An important distinction when it comes to Ms. Huckabee Sanders and the Red Hen debate

This Washington Post editorial — “Let the Trump team eat in peace” — provides a useful platform for intelligently discussing the recent instances where Sarah Huckabee Sanders, Homeland Security Secretary Kirstjen Nielsen and White House senior policy adviser Stephen Miller have encountered resistance while trying to dine out in D.C. area restaurants.  The WashPo editorial counsels that:

We nonetheless would argue that Ms. Huckabee, and Ms. Nielsen and Mr. Miller, too, should be allowed to eat dinner in peace. Those who are insisting that we are in a special moment justifying incivility should think for a moment how many Americans might find their own special moment.

While reasonable, what the WashPo editorial board (and much of the current reporting and punditry) gets wrong is in conflating the experiences of all three of Sanders, Nielsen and Miller.  The important distinction is that nothing objectionable or remarkable happened in the cases of Ms. Nielsen or Mr. Miller:  they simply were on the receiving end of public protest.  Ms. Huckabee’s case, however, is different because she was subjected to a different type of discrimination, with a long and terrible history in this country — the prejudicial denial of service.  We should be able to recognize and discuss this core distinction, and not mindlessly lump all examples together.

For example, Homeland Security Secretary Nielsen was not denied any service but instead, having (incredibly, and I believe provocatively) gone to a Mexican restaurant in the midst of this border policy crisis, had to endure listening to the protest and political speech of citizens who disagreed with her policies.  As one article describes:

Protesters entered a Mexican restaurant in D.C. on Tuesday evening to heckle Secretary of Homeland Security Kirstjen Nielsen. She appeared to sit quietly with her head down for more than 10 minutes listening to the protesters chanting “Shame!” and “End family separation!”

Protesters, roughly 10 to 15 of them, entered MXDC Cocina Mexicana about 8 p.m. while Nielsen finished her meal with one other person. The restaurant’s general manager, Thomas Genovese, told The Washington Post that Nielsen had been dining for about an hour when the heckling began.

There is nothing objectionable about Ms. Nielsen hearing this criticism.  Indeed, it is commendable and necessary, and the fact that this occurred in a restaurant is utterly irrelevant.  Mr. Miller likewise only had to listen to some heckling while finishing his meal (again at a Mexican restaurant(!))  And, again, the fact that this public protesting occurred in a restaurant is meaningless.  

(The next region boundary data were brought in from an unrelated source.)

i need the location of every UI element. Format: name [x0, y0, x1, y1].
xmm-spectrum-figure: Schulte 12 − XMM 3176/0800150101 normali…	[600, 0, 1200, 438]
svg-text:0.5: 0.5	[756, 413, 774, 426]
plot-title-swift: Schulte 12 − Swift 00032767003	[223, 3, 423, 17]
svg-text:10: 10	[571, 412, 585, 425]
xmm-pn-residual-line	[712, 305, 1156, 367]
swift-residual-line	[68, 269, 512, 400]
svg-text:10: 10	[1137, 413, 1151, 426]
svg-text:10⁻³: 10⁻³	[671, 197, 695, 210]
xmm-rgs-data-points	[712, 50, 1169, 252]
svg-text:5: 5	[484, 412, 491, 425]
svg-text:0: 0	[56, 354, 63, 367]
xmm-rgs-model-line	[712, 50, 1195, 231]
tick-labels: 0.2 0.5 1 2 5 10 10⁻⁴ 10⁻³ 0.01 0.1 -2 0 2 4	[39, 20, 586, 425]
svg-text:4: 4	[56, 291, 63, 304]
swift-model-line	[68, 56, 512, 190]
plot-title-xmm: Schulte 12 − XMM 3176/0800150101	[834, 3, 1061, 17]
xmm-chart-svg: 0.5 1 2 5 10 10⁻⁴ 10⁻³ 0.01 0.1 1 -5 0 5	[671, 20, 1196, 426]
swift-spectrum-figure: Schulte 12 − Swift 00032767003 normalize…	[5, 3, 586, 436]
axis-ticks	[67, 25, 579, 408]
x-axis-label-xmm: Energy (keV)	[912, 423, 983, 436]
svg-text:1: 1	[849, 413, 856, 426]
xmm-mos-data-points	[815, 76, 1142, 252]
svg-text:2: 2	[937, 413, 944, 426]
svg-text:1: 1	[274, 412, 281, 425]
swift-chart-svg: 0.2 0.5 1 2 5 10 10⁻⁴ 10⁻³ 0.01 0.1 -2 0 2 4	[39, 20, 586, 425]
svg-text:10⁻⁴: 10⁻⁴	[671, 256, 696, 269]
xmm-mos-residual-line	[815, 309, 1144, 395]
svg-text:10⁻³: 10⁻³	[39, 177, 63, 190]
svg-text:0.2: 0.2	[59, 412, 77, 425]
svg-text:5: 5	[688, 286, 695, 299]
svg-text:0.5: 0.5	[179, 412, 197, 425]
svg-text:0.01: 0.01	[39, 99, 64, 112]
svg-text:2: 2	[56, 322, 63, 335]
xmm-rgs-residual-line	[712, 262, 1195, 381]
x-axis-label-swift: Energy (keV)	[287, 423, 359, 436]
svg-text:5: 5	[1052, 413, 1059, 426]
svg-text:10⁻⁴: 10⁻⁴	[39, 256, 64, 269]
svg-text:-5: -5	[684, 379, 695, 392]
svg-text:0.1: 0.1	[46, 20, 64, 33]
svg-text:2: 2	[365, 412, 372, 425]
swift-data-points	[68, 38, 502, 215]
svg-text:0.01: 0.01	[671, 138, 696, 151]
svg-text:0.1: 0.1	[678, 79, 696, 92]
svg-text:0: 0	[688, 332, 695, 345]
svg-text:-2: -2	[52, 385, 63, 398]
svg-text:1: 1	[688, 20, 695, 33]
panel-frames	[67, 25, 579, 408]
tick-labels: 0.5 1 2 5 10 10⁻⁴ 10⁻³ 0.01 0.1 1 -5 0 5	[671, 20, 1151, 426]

By contrast, Ms. Huckabee Sanders experienced something different in that she was, arguably at least, subject to a denial-of-service — she was told that she was not welcome in a public accommodation business and (again, arguably) denied service.  That places Ms. Huckabee Sanders’ experience — and only hers — in a different, fraught light because this country has had to struggle with and overcome a history of prejudicially denying services to certain groups.  As just a few obvious examples, African Americans have been denied service at lunch counters, restaurants, bathrooms, pools and damn near everywhere else.  Homosexuals and interracial couples have been denied hotel lodgings, and recently homosexual couples have been denied wedding related services.   And as we all know, this urge to discriminate in the public square remains a strong desire among many, just looking for an excuse to discriminate freely again without restraint.  And although a person’s political leanings do not entitle them to any “protected class” rights, folks like the WashPo can reasonably raise the issue whether any denial of service trend based on political beliefs is a healthy development for the body politic.

This distinction is crucial and important.  It is ludicrous and damaging in the extreme to link the discomfort of two administration officials in having to listen to public protest to the long civil rights movement seeking to eliminate discrimination in the public space generally.  In addition, the whole premise of the WashPo’s outrage is linked to the elitist notion that there is something particularly special and protected about the ability of high elected officials to enjoy dining out in “fancy” restaurants.  That is almost a parody of elitism.  And it directly leads to absurdities like EPA Director Scott Pruitt demanding First Class air travel because he does not like listening to the protests of “commoners” flying coach.  

So, please, junk the manufactured connections to Ms. Nielsen and Mr. Miller.   But lets have a smart conversation about whether, and why, it may be acceptable to deny services to Ms. Sanders but not to an African American or gay diner.  And whether even if it is permissible, it should be encouraged.  But let’s not allow the Trump administration’s penchant for whining and victimhood to pollute a vital and on-going civil rights debate.